BEIRUT: When Abdel Karim Hamdan sung his version of the folkloric Aleppan song, Qadduka al-Mayyas, live on Arab Idol last week, he had no idea of the reaction it would provoke. Having replaced the traditional subject of the song, a woman, with his hometown from whence the song originates, Hamdan spoke of the acute suffering that the people of his country are facing on a daily basis.
“Aleppo, the spring of suffering in my country/ How much blood has been spilled, oh, in my country,” he sang, the heartfelt emotion visible on his face, and soon shared by the crowd. Audience members began to cry and the video of his performance has been viewed over 3 1⁄2 million times in the space of just one week.
Soon after last Saturday’s show, broadcast by MBC, Hamdan’s inbox began filling up with messages from strangers, including those who didn’t even speak Arabic, saying how moved they were by his performance: “I cry, with a burning heart, for my country/ And for my children who, in that country, have become strangers ...You’re the most beautiful of all ... There is nobody else but you, my beautiful.”
But in a conflict as divided as the Syrian civil war, which has thus far claimed at least 70,000 lives and wrought widespread destruction on the country, it was perhaps inevitable he would soon have his critics.
Threats against his life began to circulate on Facebook, and the location of his family home was publicized – his family remains in Aleppo, which is the scene of ongoing battles between the Syrian army and rebels for control over the city. His father and his brother were named.
While complimenting his singing voice, one commenter warned Hamdan that, “if you want to be a star, you have to be unbiased and completely distance yourself from politics, or else you will die wherever you are.”
Visibly shaken, Hamdan spoke exclusively to The Daily Star before Friday night’s live show, insisting that he sang for no one but Syria.
“When I sang, it was only for Syria. I did not sing to any specific religion or affiliation, not to any political opinion,” he says.
“I’m only singing for Syria which has been there before me, which is older than me and my ancestors, and which will remain long after I die, along with my children, grandchildren and so on,” he says.
“I will not be here forever, but Syria will always remain.”
He chose this particular mawwal – a traditional poetic Arabic song – because it is from Syria, but he wanted to make it his own.
It has proved so popular, he believes, because it came from himself, and he spoke so truthfully.
“I tried to write my own lyrics about Syria to convey what I feel, what I want. ... So I thought about the words myself and they came to me before sleeping ‘Aleppo is crying ...’”

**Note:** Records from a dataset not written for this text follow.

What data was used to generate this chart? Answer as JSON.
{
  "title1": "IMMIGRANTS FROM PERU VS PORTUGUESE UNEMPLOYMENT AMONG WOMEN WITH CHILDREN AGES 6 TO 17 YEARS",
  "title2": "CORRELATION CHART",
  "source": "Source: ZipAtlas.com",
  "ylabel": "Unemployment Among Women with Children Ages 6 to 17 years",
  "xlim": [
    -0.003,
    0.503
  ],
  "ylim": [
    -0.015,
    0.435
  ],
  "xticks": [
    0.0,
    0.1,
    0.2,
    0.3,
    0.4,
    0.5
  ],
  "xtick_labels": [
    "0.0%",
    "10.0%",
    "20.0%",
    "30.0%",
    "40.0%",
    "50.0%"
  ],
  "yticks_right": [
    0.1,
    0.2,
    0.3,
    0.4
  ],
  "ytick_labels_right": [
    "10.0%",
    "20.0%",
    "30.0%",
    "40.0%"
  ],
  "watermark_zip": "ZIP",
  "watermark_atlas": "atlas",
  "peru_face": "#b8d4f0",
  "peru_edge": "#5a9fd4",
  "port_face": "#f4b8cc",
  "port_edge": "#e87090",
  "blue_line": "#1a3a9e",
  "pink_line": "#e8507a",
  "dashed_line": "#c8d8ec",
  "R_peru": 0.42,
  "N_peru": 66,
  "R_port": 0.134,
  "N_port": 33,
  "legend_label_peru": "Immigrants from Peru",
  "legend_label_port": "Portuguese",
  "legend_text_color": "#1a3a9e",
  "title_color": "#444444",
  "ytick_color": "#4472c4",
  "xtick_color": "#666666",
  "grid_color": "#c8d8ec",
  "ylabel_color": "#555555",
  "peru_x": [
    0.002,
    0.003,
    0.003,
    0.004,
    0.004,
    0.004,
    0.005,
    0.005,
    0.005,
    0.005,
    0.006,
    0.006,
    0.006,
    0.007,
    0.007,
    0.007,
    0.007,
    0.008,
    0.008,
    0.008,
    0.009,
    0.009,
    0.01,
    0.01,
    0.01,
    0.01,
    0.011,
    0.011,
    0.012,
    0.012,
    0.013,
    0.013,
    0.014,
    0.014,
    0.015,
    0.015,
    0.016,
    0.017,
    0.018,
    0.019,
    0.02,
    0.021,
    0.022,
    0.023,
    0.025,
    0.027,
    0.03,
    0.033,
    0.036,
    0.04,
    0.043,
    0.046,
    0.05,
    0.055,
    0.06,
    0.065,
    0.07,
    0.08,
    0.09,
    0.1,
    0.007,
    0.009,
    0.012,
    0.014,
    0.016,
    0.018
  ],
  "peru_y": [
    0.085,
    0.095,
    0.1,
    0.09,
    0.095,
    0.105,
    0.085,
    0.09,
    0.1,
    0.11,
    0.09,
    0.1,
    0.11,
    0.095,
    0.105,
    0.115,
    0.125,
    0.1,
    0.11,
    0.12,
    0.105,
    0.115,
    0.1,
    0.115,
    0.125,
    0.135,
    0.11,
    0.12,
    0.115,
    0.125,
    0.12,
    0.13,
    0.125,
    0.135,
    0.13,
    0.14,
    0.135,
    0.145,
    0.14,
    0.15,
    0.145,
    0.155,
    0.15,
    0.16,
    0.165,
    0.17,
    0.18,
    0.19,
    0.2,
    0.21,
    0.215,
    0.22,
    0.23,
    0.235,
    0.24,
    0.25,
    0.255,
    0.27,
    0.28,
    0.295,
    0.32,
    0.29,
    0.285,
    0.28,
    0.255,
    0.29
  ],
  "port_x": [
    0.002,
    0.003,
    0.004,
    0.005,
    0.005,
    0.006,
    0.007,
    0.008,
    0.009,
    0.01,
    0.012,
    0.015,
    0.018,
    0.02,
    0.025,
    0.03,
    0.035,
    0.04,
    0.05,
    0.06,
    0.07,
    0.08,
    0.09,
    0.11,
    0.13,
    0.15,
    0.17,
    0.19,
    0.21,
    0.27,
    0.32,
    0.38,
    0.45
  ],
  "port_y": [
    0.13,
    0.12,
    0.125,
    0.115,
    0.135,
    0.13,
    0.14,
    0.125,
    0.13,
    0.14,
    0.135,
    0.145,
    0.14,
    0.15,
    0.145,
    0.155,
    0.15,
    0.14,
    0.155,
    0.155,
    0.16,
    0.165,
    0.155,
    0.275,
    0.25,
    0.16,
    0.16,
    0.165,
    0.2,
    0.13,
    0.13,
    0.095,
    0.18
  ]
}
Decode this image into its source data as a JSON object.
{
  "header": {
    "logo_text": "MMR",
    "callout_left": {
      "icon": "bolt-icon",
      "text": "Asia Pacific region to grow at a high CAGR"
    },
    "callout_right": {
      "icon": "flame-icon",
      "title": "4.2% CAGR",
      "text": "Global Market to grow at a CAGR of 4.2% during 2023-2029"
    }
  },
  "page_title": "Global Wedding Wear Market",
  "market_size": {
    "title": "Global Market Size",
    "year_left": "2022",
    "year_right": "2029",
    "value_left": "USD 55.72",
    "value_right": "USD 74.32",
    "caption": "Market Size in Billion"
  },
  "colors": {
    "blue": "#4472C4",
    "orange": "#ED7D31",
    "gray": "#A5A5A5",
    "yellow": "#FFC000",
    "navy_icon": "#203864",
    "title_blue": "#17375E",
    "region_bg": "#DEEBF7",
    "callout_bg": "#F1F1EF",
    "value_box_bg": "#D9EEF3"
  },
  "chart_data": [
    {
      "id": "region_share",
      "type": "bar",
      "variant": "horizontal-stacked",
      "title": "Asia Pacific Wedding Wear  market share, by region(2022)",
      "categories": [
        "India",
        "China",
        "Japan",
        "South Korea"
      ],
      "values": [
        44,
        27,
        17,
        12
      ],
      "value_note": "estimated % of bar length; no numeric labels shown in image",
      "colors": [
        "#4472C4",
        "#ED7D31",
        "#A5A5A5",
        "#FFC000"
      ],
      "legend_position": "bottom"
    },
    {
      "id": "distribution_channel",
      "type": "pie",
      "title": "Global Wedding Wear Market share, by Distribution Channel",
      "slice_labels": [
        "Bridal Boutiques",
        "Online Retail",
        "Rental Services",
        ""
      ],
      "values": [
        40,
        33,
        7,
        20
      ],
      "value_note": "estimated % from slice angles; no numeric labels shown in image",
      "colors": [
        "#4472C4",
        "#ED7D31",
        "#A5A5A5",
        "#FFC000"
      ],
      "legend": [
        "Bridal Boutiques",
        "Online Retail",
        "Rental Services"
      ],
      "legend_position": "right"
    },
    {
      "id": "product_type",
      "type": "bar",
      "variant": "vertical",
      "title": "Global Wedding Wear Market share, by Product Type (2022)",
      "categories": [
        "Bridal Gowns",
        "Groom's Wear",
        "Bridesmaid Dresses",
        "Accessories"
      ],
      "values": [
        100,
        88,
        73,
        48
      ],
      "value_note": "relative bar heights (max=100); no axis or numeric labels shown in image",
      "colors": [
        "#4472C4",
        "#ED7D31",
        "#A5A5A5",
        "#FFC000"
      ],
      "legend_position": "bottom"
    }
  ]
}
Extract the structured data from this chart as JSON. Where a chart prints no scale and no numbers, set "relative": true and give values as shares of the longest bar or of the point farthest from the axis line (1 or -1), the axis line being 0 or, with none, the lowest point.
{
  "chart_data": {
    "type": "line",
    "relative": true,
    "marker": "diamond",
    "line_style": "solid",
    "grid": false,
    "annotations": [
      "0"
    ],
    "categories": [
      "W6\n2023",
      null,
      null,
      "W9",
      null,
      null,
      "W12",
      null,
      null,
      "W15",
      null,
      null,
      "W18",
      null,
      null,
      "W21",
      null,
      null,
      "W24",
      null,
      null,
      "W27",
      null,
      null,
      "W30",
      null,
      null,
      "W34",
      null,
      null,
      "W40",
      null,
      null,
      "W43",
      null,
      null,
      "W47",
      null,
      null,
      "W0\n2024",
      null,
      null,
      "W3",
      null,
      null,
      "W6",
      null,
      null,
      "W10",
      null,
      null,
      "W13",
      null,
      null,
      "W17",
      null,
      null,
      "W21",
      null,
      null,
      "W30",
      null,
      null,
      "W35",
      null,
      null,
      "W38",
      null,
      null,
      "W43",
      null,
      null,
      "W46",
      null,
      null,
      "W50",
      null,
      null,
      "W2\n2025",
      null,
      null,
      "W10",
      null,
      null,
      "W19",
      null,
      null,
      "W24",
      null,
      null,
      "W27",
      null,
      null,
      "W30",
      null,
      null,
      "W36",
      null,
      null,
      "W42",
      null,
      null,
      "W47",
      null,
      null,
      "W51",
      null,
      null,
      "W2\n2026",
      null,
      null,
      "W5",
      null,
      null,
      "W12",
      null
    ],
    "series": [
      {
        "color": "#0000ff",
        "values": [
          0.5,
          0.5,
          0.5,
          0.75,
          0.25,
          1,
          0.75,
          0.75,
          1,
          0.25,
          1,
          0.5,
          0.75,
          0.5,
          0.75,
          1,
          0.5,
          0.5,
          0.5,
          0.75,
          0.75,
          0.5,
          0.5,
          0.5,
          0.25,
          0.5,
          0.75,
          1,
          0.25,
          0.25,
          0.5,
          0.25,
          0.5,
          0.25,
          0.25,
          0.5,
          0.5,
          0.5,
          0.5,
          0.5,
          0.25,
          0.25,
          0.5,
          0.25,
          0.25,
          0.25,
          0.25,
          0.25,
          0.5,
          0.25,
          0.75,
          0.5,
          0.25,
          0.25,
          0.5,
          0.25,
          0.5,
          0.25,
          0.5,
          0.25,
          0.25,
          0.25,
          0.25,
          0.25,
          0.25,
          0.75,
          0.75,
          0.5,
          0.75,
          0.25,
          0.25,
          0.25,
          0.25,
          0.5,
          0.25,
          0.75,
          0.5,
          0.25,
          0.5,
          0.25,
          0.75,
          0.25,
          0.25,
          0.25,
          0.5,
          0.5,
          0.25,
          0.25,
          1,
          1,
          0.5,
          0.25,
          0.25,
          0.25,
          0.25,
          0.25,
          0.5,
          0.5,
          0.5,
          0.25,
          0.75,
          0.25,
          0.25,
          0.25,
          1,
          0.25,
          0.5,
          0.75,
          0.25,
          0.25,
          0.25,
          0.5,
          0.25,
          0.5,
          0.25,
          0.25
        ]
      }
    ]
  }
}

And while Hamdan doesn’t believe songwriting or music can bring peace, he does believe it can send out important messages. One compliment he has heard repeatedly since last week’s performance is that in three minutes he conveyed the bonds that join all Syrians.
That fraternity, he says, which shows, “that no matter what happens it is Syria and we should remain loving. At the end of the day, I’m ... all the religions present in Syria. I’m from every governorate. ... I’m from every meter of land of Syria where my ancestors were born, I will die on Syrian land, and regardless of religious affiliation, regardless of political views, I respect every opinion.”
“I care about promoting respect, I do not need to be respected by others. I’m Syrian, Syrian, Syrian,” he says.
And although the song stems from and centers on Aleppo, the message, he says, is universal.
“I wanted to sing something not only about Aleppo, but about everywhere in the Arab world which is going through turmoil,” he says.
“It was necessary for me to start from here. I might sing love songs next, but I wanted something from my native city first.”
Having studied at a music academy in Aleppo since the age of 10, Hamdan, who is now 25, is in the third year of a music degree. Due to graduate next year, he had to put his studies on hold due to the war.
He has specialized in opera singing, which is evident in his stunning voice, but had always been dissuaded from applying to the numerous regional singing competitions as he believed they were all led by wasta – he was once turned down by Star Academy after his first audition.
But when a few months ago he saw an advertisement for Arab Idol auditions in Beirut, he sought his mother’s approval for leaving Aleppo.
“She’s someone whose advice I cherish a lot and she encouraged me, said why not give it a shot, our situation might improve because, you know, we’re not a very well-off family. And I came here, despite some complication along the way, and I succeeded.”
At Friday’s show, 27 contestants were whittled down to eight – four more were saved by the judges on Saturday night’s show – and Hamdan was the first man to go through, to massive applause, rivaling even that awarded to the Lebanese contestants.
Each week one contestant is voted off, and Hamdan seems quietly optimistic about his chances. Of all the regional talent shows – Arab Idol is currently competing with X-Factor Arabia – it has the highest ratings, and Hamdan has clearly won over many supporters with his lyrics and his voice.
If he wins, or with whatever success he achieves, Hamdan is determined to continue spreading a message, even if next week he sings an Egyptian love song and the next week – if he stays – a Turkish ballad.
“God has endowed me with a voice as means to convey a message to people, and I’m someone who tries to give a positive message.”